2, Awarded “America’s Most Innovative Company” for 6 consecutive times by Fortune magazine
3, CEO Jeffrey Skilling had a way of hiding the financial losses of the trading business and other operations of the company.
4, The company would build an asset, such as a power plant, and immediately claim the projected profit on its books, even though it hadn’t made one dime from it. If the revenue from the power plant was less than the projected amount, instead of taking the loss, the company would then transfer the asset to an off-the-books corporation, where the loss would go unreported.
5, This practice led to schemes that were designed to hide the losses and make the company appear to be more profitable than it really was. To cope with the mounting liabilities, Andrew Fastow, a rising star who was promoted to CFO in 1998, came up with a deliberate plan to make the company appear to be in sound financial shape, despite the fact that many of its subsidiaries were losing money.
6, After deceiving SEC for many years, the bubble later began to bust around 20001 as a series of suspicious activities began to unfold.
7, After SEC & American Justice ministry investigation, Enron crumbled, and filed for bankruptcy in 2001.
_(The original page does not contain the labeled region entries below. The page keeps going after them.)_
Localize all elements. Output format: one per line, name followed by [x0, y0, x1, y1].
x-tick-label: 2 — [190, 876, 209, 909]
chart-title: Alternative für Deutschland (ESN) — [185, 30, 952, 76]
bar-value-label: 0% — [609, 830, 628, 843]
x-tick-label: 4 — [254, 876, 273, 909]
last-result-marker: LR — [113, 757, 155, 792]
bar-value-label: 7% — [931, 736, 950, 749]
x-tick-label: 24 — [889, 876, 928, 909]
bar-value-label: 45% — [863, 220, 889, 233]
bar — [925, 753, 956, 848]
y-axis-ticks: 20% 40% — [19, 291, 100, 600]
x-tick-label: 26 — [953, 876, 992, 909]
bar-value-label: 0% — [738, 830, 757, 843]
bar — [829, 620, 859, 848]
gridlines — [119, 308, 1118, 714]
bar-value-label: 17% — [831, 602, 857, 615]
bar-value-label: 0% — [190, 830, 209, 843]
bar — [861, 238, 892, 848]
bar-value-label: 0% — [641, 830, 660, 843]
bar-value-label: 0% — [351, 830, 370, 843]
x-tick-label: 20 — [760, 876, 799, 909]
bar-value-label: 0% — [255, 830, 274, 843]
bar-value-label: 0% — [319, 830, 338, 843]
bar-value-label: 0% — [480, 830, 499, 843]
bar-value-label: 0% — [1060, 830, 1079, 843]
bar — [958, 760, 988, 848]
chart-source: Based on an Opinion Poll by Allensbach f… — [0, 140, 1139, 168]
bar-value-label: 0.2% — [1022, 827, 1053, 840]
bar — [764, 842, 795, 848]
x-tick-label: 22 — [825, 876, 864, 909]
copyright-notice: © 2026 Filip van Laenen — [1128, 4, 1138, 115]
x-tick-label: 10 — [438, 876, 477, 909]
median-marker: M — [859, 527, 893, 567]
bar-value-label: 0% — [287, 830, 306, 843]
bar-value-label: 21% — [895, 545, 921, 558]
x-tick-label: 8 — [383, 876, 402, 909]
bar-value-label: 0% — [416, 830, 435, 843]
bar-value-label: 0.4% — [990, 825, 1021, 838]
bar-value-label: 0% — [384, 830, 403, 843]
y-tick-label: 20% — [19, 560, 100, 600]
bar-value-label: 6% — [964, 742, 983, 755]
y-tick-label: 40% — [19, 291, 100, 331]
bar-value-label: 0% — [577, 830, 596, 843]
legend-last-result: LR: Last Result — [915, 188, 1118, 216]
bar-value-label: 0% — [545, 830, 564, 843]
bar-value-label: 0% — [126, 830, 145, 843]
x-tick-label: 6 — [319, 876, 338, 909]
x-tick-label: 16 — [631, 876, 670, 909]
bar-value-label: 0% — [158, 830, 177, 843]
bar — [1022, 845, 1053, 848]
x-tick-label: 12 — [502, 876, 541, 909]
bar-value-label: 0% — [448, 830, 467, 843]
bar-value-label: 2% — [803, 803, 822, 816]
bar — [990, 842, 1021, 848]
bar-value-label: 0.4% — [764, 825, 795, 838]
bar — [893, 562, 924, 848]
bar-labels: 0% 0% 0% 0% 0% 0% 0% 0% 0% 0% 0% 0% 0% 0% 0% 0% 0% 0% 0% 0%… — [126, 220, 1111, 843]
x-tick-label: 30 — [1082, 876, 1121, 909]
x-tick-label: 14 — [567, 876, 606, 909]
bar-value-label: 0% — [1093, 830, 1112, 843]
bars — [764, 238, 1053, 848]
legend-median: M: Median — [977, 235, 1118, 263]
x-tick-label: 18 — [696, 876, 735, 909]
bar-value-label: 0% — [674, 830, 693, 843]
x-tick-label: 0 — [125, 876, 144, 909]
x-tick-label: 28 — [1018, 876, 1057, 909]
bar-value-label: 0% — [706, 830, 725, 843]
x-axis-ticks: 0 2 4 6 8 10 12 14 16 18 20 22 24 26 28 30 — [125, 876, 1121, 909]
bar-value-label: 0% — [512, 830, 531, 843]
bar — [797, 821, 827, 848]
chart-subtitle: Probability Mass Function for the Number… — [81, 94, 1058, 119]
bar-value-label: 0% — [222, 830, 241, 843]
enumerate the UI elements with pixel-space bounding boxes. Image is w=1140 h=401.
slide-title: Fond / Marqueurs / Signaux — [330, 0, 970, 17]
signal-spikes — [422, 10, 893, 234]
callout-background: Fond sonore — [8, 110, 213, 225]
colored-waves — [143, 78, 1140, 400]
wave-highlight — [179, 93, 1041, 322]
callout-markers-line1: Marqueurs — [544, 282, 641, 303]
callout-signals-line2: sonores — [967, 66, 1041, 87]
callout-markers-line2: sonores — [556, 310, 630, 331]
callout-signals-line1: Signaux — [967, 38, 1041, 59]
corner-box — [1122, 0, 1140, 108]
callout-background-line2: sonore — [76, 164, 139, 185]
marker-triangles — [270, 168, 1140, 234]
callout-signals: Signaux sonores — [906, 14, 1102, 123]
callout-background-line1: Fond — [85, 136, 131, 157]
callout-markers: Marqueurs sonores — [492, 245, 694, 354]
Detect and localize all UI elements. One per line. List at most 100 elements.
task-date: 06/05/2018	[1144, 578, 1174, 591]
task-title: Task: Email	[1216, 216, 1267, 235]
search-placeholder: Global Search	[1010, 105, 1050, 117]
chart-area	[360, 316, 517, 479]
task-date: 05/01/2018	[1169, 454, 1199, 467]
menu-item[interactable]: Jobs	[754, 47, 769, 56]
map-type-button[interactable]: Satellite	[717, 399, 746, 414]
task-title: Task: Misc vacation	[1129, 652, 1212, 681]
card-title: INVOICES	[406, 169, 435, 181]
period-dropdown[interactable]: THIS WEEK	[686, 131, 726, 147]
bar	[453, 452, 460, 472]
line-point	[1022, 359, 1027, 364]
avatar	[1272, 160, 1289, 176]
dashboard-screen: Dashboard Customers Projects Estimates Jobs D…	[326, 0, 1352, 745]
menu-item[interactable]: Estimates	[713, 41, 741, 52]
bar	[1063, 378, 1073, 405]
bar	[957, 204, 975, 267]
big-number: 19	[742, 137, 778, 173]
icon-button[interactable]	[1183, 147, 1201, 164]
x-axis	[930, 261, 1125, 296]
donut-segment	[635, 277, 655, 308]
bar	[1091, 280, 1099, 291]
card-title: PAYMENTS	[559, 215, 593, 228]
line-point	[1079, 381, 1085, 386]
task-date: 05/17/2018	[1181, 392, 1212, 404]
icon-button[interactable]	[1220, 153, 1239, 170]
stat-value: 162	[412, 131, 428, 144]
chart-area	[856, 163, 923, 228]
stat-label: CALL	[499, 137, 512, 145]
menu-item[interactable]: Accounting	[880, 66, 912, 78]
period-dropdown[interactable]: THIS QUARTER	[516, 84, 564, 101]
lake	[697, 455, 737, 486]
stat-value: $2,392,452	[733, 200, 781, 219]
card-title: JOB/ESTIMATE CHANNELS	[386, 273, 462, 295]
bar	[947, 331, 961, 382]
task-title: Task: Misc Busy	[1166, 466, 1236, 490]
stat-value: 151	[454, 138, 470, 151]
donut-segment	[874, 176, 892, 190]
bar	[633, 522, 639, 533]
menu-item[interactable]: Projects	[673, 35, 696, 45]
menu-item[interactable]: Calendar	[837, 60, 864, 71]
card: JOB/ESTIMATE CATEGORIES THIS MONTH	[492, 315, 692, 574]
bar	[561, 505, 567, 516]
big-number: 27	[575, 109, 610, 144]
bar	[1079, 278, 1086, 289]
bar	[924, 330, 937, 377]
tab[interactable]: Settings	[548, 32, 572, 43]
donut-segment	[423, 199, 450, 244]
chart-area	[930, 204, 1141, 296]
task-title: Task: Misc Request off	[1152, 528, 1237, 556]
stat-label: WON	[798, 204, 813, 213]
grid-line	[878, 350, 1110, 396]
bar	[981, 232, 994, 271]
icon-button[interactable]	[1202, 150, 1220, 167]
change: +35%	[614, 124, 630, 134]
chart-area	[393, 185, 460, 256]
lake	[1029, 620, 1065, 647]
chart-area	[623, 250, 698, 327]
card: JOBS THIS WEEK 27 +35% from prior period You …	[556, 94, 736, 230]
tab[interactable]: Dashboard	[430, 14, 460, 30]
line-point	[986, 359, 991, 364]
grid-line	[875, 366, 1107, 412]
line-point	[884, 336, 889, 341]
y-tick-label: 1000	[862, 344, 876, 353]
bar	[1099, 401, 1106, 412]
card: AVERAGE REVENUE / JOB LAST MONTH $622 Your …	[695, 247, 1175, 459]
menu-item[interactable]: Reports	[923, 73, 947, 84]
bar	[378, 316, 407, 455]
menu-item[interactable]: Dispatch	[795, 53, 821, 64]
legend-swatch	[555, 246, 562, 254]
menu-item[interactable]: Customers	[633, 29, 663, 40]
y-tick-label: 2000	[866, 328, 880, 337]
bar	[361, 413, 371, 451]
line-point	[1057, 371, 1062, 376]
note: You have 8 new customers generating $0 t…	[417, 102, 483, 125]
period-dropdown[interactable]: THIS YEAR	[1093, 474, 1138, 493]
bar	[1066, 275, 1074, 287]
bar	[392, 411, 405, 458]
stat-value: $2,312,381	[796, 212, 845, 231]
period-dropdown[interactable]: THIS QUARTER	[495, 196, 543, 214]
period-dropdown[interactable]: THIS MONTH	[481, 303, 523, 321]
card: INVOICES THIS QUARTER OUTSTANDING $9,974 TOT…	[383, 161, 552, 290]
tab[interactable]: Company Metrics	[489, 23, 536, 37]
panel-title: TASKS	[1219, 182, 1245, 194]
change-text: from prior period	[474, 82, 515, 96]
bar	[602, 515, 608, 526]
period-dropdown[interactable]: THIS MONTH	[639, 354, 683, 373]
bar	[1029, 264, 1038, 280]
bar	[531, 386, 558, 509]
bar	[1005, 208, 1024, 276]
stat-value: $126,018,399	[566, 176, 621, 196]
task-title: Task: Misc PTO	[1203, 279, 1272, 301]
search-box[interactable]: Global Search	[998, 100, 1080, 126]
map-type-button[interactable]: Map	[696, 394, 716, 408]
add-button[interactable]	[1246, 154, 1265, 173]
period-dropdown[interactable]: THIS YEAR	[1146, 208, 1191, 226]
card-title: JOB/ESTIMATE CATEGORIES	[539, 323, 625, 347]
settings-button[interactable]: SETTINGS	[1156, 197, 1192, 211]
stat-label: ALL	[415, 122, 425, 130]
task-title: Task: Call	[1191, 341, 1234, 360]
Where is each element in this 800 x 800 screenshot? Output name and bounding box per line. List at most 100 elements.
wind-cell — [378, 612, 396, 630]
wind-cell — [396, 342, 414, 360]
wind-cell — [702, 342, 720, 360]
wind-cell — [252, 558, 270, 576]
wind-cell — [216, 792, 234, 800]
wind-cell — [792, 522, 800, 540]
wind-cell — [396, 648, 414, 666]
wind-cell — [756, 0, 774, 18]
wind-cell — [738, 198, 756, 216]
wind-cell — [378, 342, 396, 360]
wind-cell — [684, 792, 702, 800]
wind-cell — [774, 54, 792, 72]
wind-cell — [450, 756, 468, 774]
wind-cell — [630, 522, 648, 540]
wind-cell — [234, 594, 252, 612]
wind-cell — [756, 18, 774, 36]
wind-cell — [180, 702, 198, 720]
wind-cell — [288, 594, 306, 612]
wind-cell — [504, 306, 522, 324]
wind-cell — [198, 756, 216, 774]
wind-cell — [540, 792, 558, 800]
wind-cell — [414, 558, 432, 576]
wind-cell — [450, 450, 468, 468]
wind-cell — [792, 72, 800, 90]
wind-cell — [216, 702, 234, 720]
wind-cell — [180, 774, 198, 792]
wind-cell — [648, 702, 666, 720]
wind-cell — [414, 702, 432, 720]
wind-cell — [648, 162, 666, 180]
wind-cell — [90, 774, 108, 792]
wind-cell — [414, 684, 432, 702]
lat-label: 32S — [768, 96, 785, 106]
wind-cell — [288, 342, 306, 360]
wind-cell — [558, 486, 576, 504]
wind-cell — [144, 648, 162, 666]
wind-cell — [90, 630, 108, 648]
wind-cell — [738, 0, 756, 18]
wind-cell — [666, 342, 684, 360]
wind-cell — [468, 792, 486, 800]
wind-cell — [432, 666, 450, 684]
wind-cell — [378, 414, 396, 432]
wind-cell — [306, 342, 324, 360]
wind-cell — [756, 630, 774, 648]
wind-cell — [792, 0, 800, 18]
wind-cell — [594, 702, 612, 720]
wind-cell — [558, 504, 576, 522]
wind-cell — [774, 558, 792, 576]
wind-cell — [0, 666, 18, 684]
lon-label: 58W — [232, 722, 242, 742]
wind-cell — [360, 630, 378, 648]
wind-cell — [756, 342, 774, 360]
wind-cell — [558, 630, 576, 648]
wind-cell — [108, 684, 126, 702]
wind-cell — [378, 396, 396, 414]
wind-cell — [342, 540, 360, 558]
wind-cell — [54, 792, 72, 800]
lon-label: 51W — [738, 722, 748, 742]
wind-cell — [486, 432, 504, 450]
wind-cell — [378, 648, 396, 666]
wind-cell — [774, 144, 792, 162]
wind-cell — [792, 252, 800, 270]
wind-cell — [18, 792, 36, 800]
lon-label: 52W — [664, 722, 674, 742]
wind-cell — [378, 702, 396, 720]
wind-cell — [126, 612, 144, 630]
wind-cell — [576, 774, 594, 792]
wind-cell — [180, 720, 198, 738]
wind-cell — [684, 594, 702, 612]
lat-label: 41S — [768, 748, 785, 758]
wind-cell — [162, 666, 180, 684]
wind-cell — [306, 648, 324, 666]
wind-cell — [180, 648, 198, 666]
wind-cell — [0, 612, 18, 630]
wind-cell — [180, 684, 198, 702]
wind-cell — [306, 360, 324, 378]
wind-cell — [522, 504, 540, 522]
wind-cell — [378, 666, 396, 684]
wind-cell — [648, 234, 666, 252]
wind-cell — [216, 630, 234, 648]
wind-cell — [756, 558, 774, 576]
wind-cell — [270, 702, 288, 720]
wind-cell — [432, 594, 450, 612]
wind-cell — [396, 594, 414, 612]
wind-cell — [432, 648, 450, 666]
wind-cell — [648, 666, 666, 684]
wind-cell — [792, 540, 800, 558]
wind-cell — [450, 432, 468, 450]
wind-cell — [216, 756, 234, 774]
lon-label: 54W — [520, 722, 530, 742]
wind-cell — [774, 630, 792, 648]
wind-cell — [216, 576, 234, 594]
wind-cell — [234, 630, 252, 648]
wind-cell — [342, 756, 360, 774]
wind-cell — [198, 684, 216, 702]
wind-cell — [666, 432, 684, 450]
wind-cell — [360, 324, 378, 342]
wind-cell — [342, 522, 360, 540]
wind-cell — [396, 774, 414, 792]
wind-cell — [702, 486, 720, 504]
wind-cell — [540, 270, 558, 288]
8, Enron’s former star CFO Andrew Fastow pleaded guilty to two counts of fraud for facilitating Enron’s corrupt business practices. He ultimately cut a deal for cooperating with federal authorities and served a four-year sentence, which ended in 2011.
9, Former Enron CEO Jeffrey Skilling received the harshest sentence.. In 2006, Skilling was convicted of conspiracy, fraud, and insider trading. Skilling originally received a 24-year sentence, but in 2013 it was reduced by 10 years. As a part of the new deal, Skilling was required to give $42 million to the victims of the Enron fraud and to cease challenging his conviction. Skilling remains in prison and is scheduled for release on Feb. 21, 2028.
10, Enron’s founder and former CEO Kenneth Lay was convicted of six counts of fraud and conspiracy and four counts of bank fraud. Prior to sentencing, though, he died of a heart attack in Colorado.
11, It was not only the company and its execs that fell, its auditor, Arthur Andersen, also fell with it for signing the accounts of a company with such fraudulent concealment. The conviction was later upturned on appeal, but the stigma never went away. A group of former partners have however bought the name in 2014, creating a firm named Andersen Global.
12, Enron’s fall was the biggest corporate fall in the world as at that time. It is now 4th behind WorldCom, Lehman Brothers, and Washington Mutual.
13, Till today, some companies are still reeling from the damage caused by Enron. Most recently, in March 2017, a judge granted a Toronto-based investment firm the right to sue former Enron CEO Jeffery Skilling, Credit Suisse Group AG, Deutsche Bank AG and Bank of America’s Merrill Lynch unit over losses incurred by purchasing Enron shares.